Each team member will have a local copy of the repository on their own computer (or in the lab)

The owner can give online access, and each other team member can type

git clone ...

Summary

Each team member's workflow should be:

git pull       get any changes from the others
...            do a small amount of work
git status
git add ...
git commit -am "..."
git push

Try to make the amount of work so small that nobody else has pushed any changes by the time you do

Cooperation

If only one member of the team makes changes at once, and then pushes them to the shared repository, then everything is fine

But what happens if you are ready to commit your changes, and you find that another member has committed changes in the meantime?

Then your changes are based on an out-of-date version of the shared repository

What to do

Suppose that your push fails because someone else has pushed in the meantime

The first thing to try is another git pull

Then git will try to merge the changes you are pulling with your own changes

If it succeeds, it may put you into the vi editor to edit a message (as if you had done git commit without the -m option)

Type :q to exit vi

What if it doesn't work

If the simple attempt at a merge fails, what do you do then?

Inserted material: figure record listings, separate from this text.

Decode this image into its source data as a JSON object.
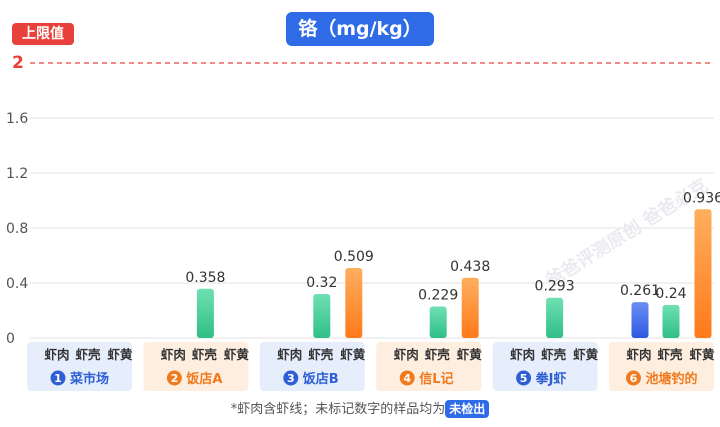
{
  "title": "铬（mg/kg）",
  "limit": {
    "label": "上限值",
    "value": 2
  },
  "footnote": {
    "text": "*虾肉含虾线；未标记数字的样品均为",
    "badge": "未检出"
  },
  "watermark": "爸爸评测原创 爸爸必克",
  "colors": {
    "green": "#3ecb93",
    "orange": "#ff8a2a",
    "blue": "#3a66e8",
    "limit_line": "#e8403a",
    "group_bg_blue": "#e6eefc",
    "group_bg_orange": "#fdeee0",
    "group_text_blue": "#2f5fd6",
    "group_text_orange": "#f07a1e"
  },
  "chart_data": {
    "type": "bar",
    "ylim": [
      0,
      2
    ],
    "yticks": [
      "0",
      "0.4",
      "0.8",
      "1.2",
      "1.6",
      "2"
    ],
    "sub_categories": [
      "虾肉",
      "虾壳",
      "虾黄"
    ],
    "groups": [
      {
        "num": "1",
        "name": "菜市场",
        "theme": "blue",
        "values": [
          null,
          null,
          null
        ],
        "labels": [
          "",
          "",
          ""
        ],
        "colors": [
          "green",
          "green",
          "orange"
        ]
      },
      {
        "num": "2",
        "name": "饭店A",
        "theme": "orange",
        "values": [
          null,
          0.358,
          null
        ],
        "labels": [
          "",
          "0.358",
          ""
        ],
        "colors": [
          "green",
          "green",
          "orange"
        ]
      },
      {
        "num": "3",
        "name": "饭店B",
        "theme": "blue",
        "values": [
          null,
          0.32,
          0.509
        ],
        "labels": [
          "",
          "0.32",
          "0.509"
        ],
        "colors": [
          "green",
          "green",
          "orange"
        ]
      },
      {
        "num": "4",
        "name": "信L记",
        "theme": "orange",
        "values": [
          null,
          0.229,
          0.438
        ],
        "labels": [
          "",
          "0.229",
          "0.438"
        ],
        "colors": [
          "green",
          "green",
          "orange"
        ]
      },
      {
        "num": "5",
        "name": "拳J虾",
        "theme": "blue",
        "values": [
          null,
          0.293,
          null
        ],
        "labels": [
          "",
          "0.293",
          ""
        ],
        "colors": [
          "green",
          "green",
          "orange"
        ]
      },
      {
        "num": "6",
        "name": "池塘钓的",
        "theme": "orange",
        "values": [
          0.261,
          0.24,
          0.936
        ],
        "labels": [
          "0.261",
          "0.24",
          "0.936"
        ],
        "colors": [
          "blue",
          "green",
          "orange"
        ]
      }
    ]
  }
}
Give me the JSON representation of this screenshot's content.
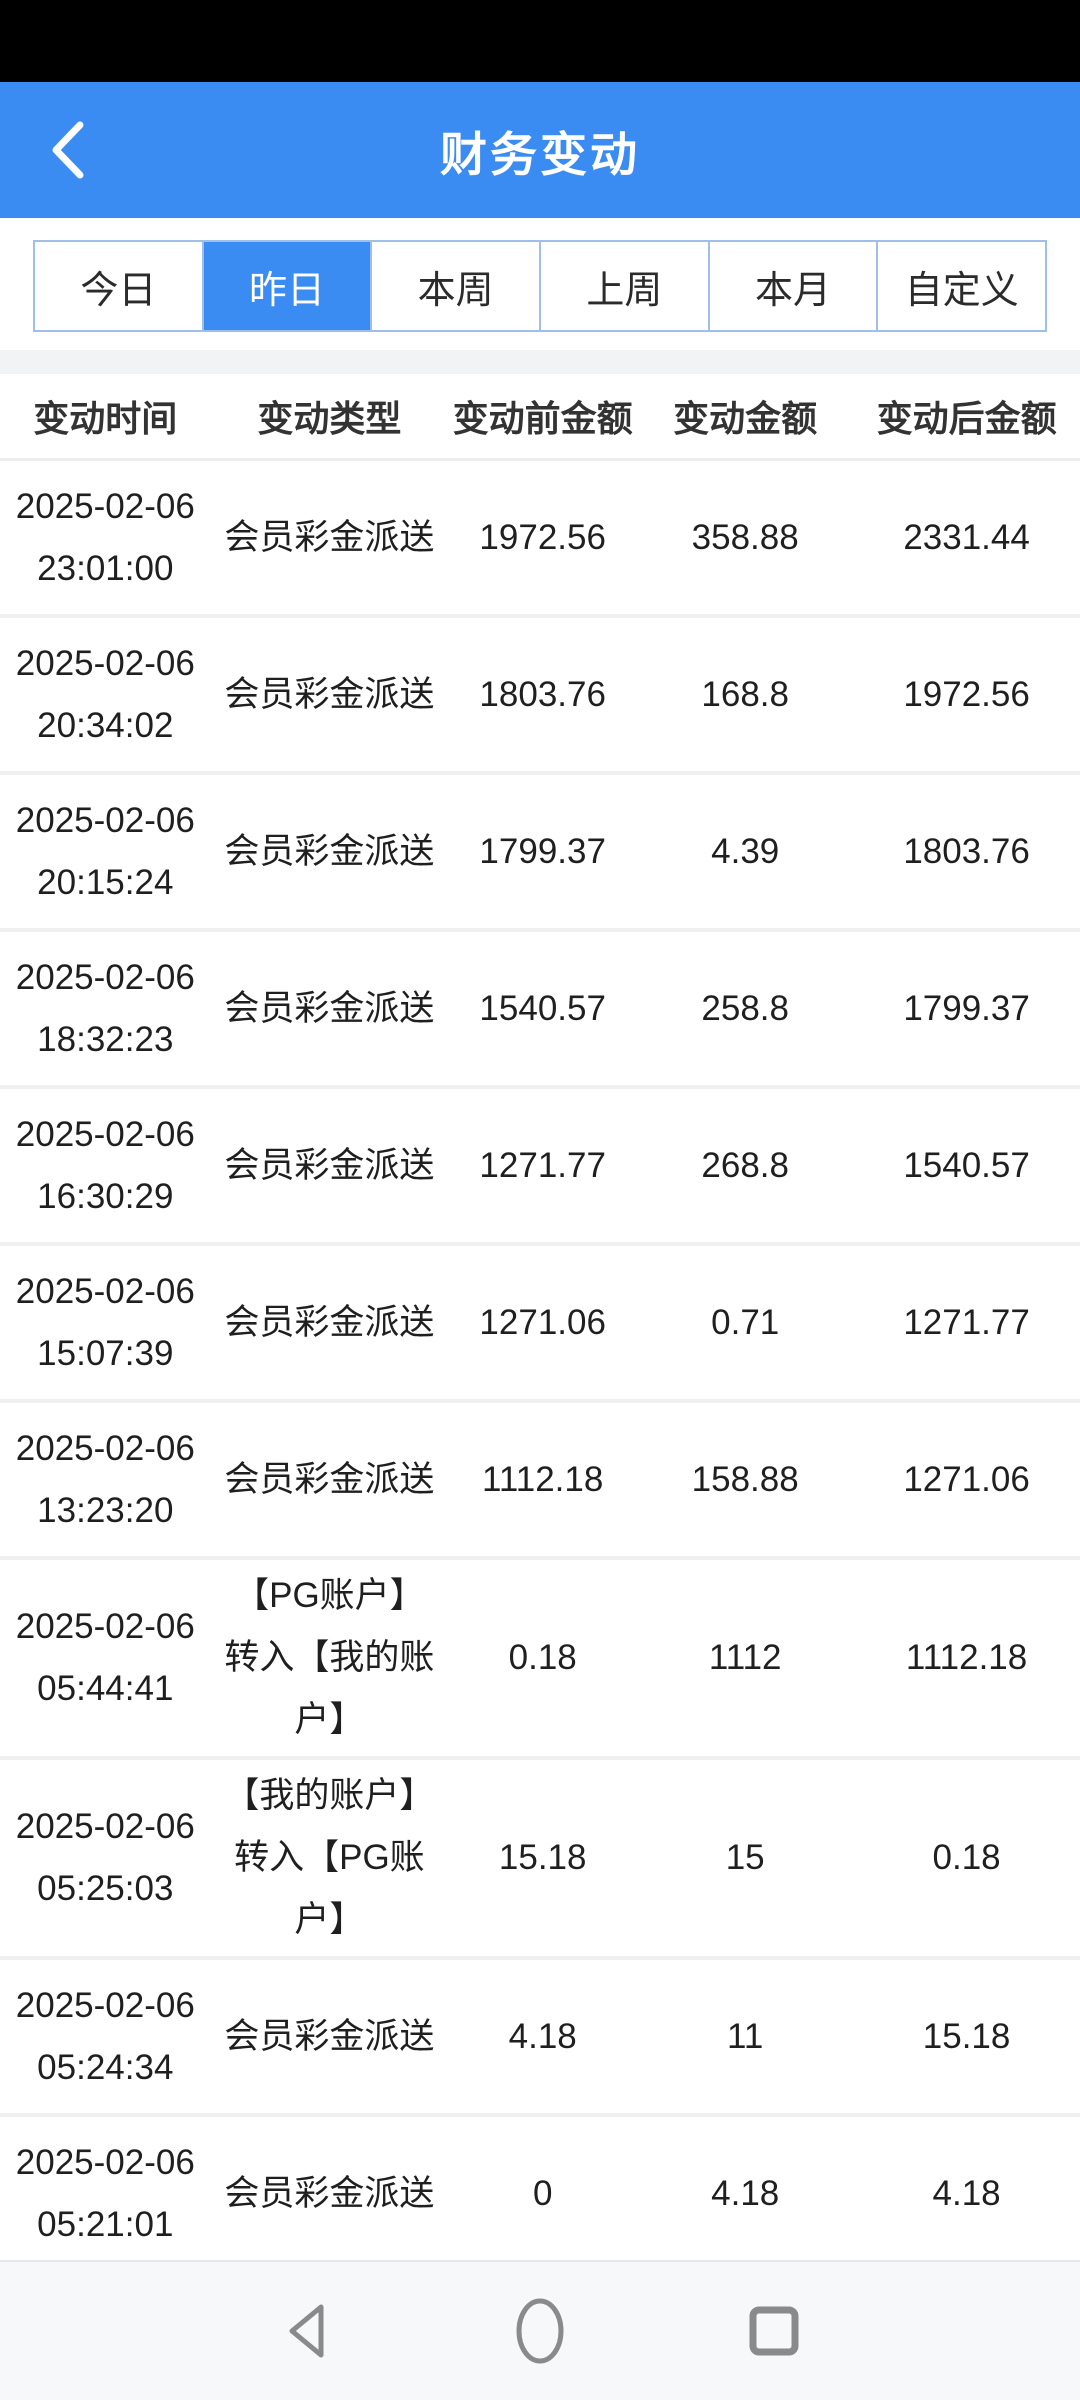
{
  "header": {
    "title": "财务变动"
  },
  "tabs": {
    "items": [
      {
        "key": "today",
        "label": "今日",
        "selected": false
      },
      {
        "key": "yesterday",
        "label": "昨日",
        "selected": true
      },
      {
        "key": "this-week",
        "label": "本周",
        "selected": false
      },
      {
        "key": "last-week",
        "label": "上周",
        "selected": false
      },
      {
        "key": "this-month",
        "label": "本月",
        "selected": false
      },
      {
        "key": "custom",
        "label": "自定义",
        "selected": false
      }
    ]
  },
  "table": {
    "columns": [
      "变动时间",
      "变动类型",
      "变动前金额",
      "变动金额",
      "变动后金额"
    ],
    "rows": [
      {
        "date": "2025-02-06",
        "time": "23:01:00",
        "type": "会员彩金派送",
        "before_amount": "1972.56",
        "change_amount": "358.88",
        "after_amount": "2331.44"
      },
      {
        "date": "2025-02-06",
        "time": "20:34:02",
        "type": "会员彩金派送",
        "before_amount": "1803.76",
        "change_amount": "168.8",
        "after_amount": "1972.56"
      },
      {
        "date": "2025-02-06",
        "time": "20:15:24",
        "type": "会员彩金派送",
        "before_amount": "1799.37",
        "change_amount": "4.39",
        "after_amount": "1803.76"
      },
      {
        "date": "2025-02-06",
        "time": "18:32:23",
        "type": "会员彩金派送",
        "before_amount": "1540.57",
        "change_amount": "258.8",
        "after_amount": "1799.37"
      },
      {
        "date": "2025-02-06",
        "time": "16:30:29",
        "type": "会员彩金派送",
        "before_amount": "1271.77",
        "change_amount": "268.8",
        "after_amount": "1540.57"
      },
      {
        "date": "2025-02-06",
        "time": "15:07:39",
        "type": "会员彩金派送",
        "before_amount": "1271.06",
        "change_amount": "0.71",
        "after_amount": "1271.77"
      },
      {
        "date": "2025-02-06",
        "time": "13:23:20",
        "type": "会员彩金派送",
        "before_amount": "1112.18",
        "change_amount": "158.88",
        "after_amount": "1271.06"
      },
      {
        "date": "2025-02-06",
        "time": "05:44:41",
        "type": "【PG账户】\n转入【我的账\n户】",
        "before_amount": "0.18",
        "change_amount": "1112",
        "after_amount": "1112.18"
      },
      {
        "date": "2025-02-06",
        "time": "05:25:03",
        "type": "【我的账户】\n转入【PG账\n户】",
        "before_amount": "15.18",
        "change_amount": "15",
        "after_amount": "0.18"
      },
      {
        "date": "2025-02-06",
        "time": "05:24:34",
        "type": "会员彩金派送",
        "before_amount": "4.18",
        "change_amount": "11",
        "after_amount": "15.18"
      },
      {
        "date": "2025-02-06",
        "time": "05:21:01",
        "type": "会员彩金派送",
        "before_amount": "0",
        "change_amount": "4.18",
        "after_amount": "4.18"
      }
    ]
  },
  "nav": {
    "icons": [
      "back-triangle-icon",
      "home-circle-icon",
      "recents-square-icon"
    ]
  },
  "colors": {
    "primary_blue": "#3b8cf2",
    "tab_border": "#9dbfe9",
    "separator": "#f0f0f0",
    "nav_bg": "#f7f8fa",
    "icon_gray": "#8a8a8a",
    "status_bar": "#000000",
    "text_dark": "#1f1f1f"
  }
}
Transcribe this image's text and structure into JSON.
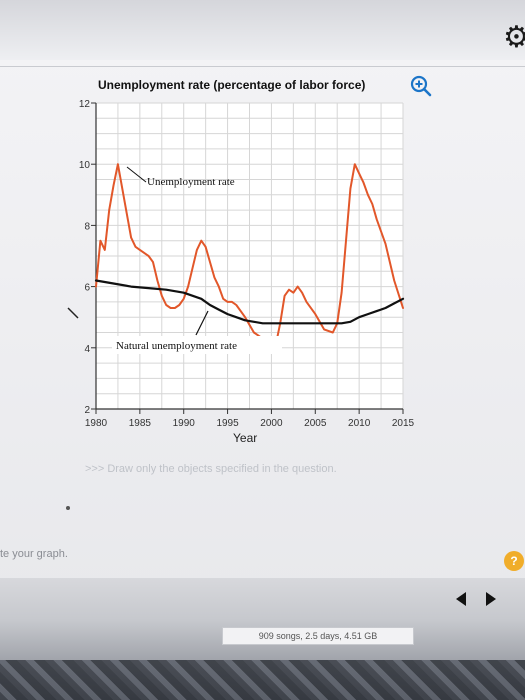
{
  "page": {
    "instruction": ">>> Draw only the objects specified in the question.",
    "graph_hint": "te your graph.",
    "help_label": "?",
    "device_status": "909 songs, 2.5 days, 4.51 GB",
    "icons": {
      "settings": "gear-icon",
      "zoom": "zoom-in-icon",
      "help": "help-icon",
      "previous": "arrow-left-icon",
      "next": "arrow-right-icon"
    }
  },
  "chart_data": {
    "type": "line",
    "title": "Unemployment rate (percentage of labor force)",
    "xlabel": "Year",
    "ylabel": "",
    "xlim": [
      1980,
      2015
    ],
    "ylim": [
      2,
      12
    ],
    "x_ticks": [
      1980,
      1985,
      1990,
      1995,
      2000,
      2005,
      2010,
      2015
    ],
    "y_ticks": [
      2,
      4,
      6,
      8,
      10,
      12
    ],
    "grid": true,
    "legend": "none",
    "series": [
      {
        "name": "Unemployment rate",
        "color": "#e2572a",
        "x": [
          1980,
          1980.5,
          1981,
          1981.5,
          1982,
          1982.5,
          1983,
          1983.5,
          1984,
          1984.5,
          1985,
          1986,
          1986.5,
          1987,
          1987.5,
          1988,
          1988.5,
          1989,
          1989.5,
          1990,
          1990.5,
          1991,
          1991.5,
          1992,
          1992.5,
          1993,
          1993.5,
          1994,
          1994.5,
          1995,
          1995.5,
          1996,
          1997,
          1998,
          1999,
          2000,
          2000.5,
          2001,
          2001.5,
          2002,
          2002.5,
          2003,
          2003.5,
          2004,
          2005,
          2006,
          2007,
          2007.5,
          2008,
          2008.5,
          2009,
          2009.5,
          2010,
          2010.5,
          2011,
          2011.5,
          2012,
          2013,
          2014,
          2015
        ],
        "y": [
          6.0,
          7.5,
          7.2,
          8.5,
          9.3,
          10.0,
          9.2,
          8.4,
          7.6,
          7.3,
          7.2,
          7.0,
          6.8,
          6.2,
          5.7,
          5.4,
          5.3,
          5.3,
          5.4,
          5.6,
          6.0,
          6.6,
          7.2,
          7.5,
          7.3,
          6.8,
          6.3,
          6.0,
          5.6,
          5.5,
          5.5,
          5.4,
          5.0,
          4.5,
          4.3,
          4.0,
          4.1,
          4.8,
          5.7,
          5.9,
          5.8,
          6.0,
          5.8,
          5.5,
          5.1,
          4.6,
          4.5,
          4.8,
          5.8,
          7.5,
          9.2,
          10.0,
          9.7,
          9.4,
          9.0,
          8.7,
          8.2,
          7.4,
          6.2,
          5.3
        ]
      },
      {
        "name": "Natural unemployment rate",
        "color": "#111111",
        "x": [
          1980,
          1982,
          1984,
          1986,
          1988,
          1990,
          1992,
          1993,
          1994,
          1995,
          1996,
          1997,
          1998,
          1999,
          2000,
          2002,
          2004,
          2006,
          2008,
          2009,
          2010,
          2011,
          2012,
          2013,
          2014,
          2015
        ],
        "y": [
          6.2,
          6.1,
          6.0,
          5.95,
          5.9,
          5.8,
          5.6,
          5.4,
          5.25,
          5.1,
          5.0,
          4.9,
          4.85,
          4.8,
          4.8,
          4.8,
          4.8,
          4.8,
          4.8,
          4.85,
          5.0,
          5.1,
          5.2,
          5.3,
          5.45,
          5.6
        ]
      }
    ],
    "annotations": [
      "Unemployment rate",
      "Natural unemployment rate"
    ]
  }
}
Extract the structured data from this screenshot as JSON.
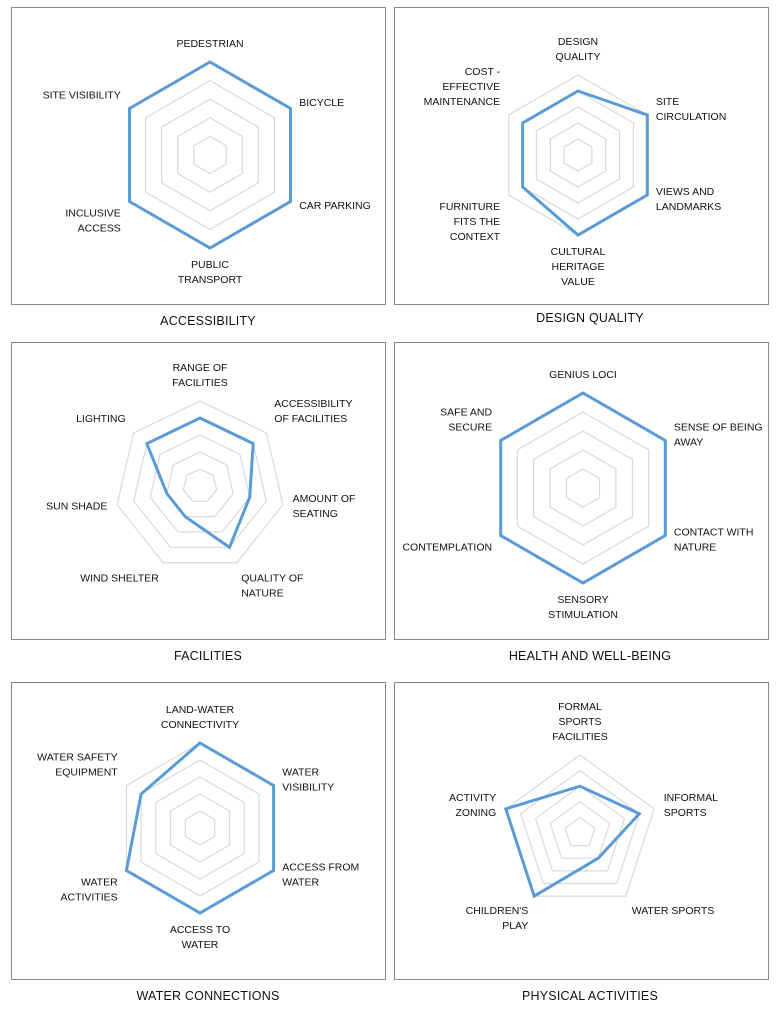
{
  "chart_data": [
    {
      "type": "radar",
      "title": "ACCESSIBILITY",
      "axes": [
        [
          "PEDESTRIAN"
        ],
        [
          "BICYCLE"
        ],
        [
          "CAR PARKING"
        ],
        [
          "PUBLIC",
          "TRANSPORT"
        ],
        [
          "INCLUSIVE",
          "ACCESS"
        ],
        [
          "SITE VISIBILITY"
        ]
      ],
      "values": [
        5,
        5,
        5,
        5,
        5,
        5
      ],
      "scale_max": 5,
      "grid_rings": 5,
      "series_color": "#5B9BD5",
      "grid_color": "#d9d9d9"
    },
    {
      "type": "radar",
      "title": "DESIGN QUALITY",
      "axes": [
        [
          "DESIGN",
          "QUALITY"
        ],
        [
          "SITE",
          "CIRCULATION"
        ],
        [
          "VIEWS AND",
          "LANDMARKS"
        ],
        [
          "CULTURAL",
          "HERITAGE",
          "VALUE"
        ],
        [
          "FURNITURE",
          "FITS THE",
          "CONTEXT"
        ],
        [
          "COST -",
          "EFFECTIVE",
          "MAINTENANCE"
        ]
      ],
      "values": [
        4,
        5,
        5,
        5,
        4,
        4
      ],
      "scale_max": 5,
      "grid_rings": 5,
      "series_color": "#5B9BD5",
      "grid_color": "#d9d9d9"
    },
    {
      "type": "radar",
      "title": "FACILITIES",
      "axes": [
        [
          "RANGE OF",
          "FACILITIES"
        ],
        [
          "ACCESSIBILITY",
          "OF FACILITIES"
        ],
        [
          "AMOUNT OF",
          "SEATING"
        ],
        [
          "QUALITY OF",
          "NATURE"
        ],
        [
          "WIND SHELTER"
        ],
        [
          "SUN SHADE"
        ],
        [
          "LIGHTING"
        ]
      ],
      "values": [
        4,
        4,
        3,
        4,
        2,
        2,
        4
      ],
      "scale_max": 5,
      "grid_rings": 5,
      "series_color": "#5B9BD5",
      "grid_color": "#d9d9d9"
    },
    {
      "type": "radar",
      "title": "HEALTH AND WELL-BEING",
      "axes": [
        [
          "GENIUS LOCI"
        ],
        [
          "SENSE OF BEING",
          "AWAY"
        ],
        [
          "CONTACT WITH",
          "NATURE"
        ],
        [
          "SENSORY",
          "STIMULATION"
        ],
        [
          "CONTEMPLATION"
        ],
        [
          "SAFE AND",
          "SECURE"
        ]
      ],
      "values": [
        5,
        5,
        5,
        5,
        5,
        5
      ],
      "scale_max": 5,
      "grid_rings": 5,
      "series_color": "#5B9BD5",
      "grid_color": "#d9d9d9"
    },
    {
      "type": "radar",
      "title": "WATER CONNECTIONS",
      "axes": [
        [
          "LAND-WATER",
          "CONNECTIVITY"
        ],
        [
          "WATER",
          "VISIBILITY"
        ],
        [
          "ACCESS FROM",
          "WATER"
        ],
        [
          "ACCESS TO",
          "WATER"
        ],
        [
          "WATER",
          "ACTIVITIES"
        ],
        [
          "WATER SAFETY",
          "EQUIPMENT"
        ]
      ],
      "values": [
        5,
        5,
        5,
        5,
        5,
        4
      ],
      "scale_max": 5,
      "grid_rings": 5,
      "series_color": "#5B9BD5",
      "grid_color": "#d9d9d9"
    },
    {
      "type": "radar",
      "title": "PHYSICAL ACTIVITIES",
      "axes": [
        [
          "FORMAL",
          "SPORTS",
          "FACILITIES"
        ],
        [
          "INFORMAL",
          "SPORTS"
        ],
        [
          "WATER SPORTS"
        ],
        [
          "CHILDREN'S",
          "PLAY"
        ],
        [
          "ACTIVITY",
          "ZONING"
        ]
      ],
      "values": [
        3,
        4,
        2,
        5,
        5
      ],
      "scale_max": 5,
      "grid_rings": 5,
      "series_color": "#5B9BD5",
      "grid_color": "#d9d9d9"
    }
  ]
}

You consult tutorials, find out more about merging, rebasing (an alternative which is probably better for simple situations) and resolving conflicts

Submission zips

For a multi-file project, you may want to zip up the project directory in order to submit it on SAFE

The trouble is, if you do that directly, the zip file will contain your repository in .git containing the entire history of the project

That's bad, so instead type this:

git archive master -o project.zip

Now the zip file just contains the current snapshot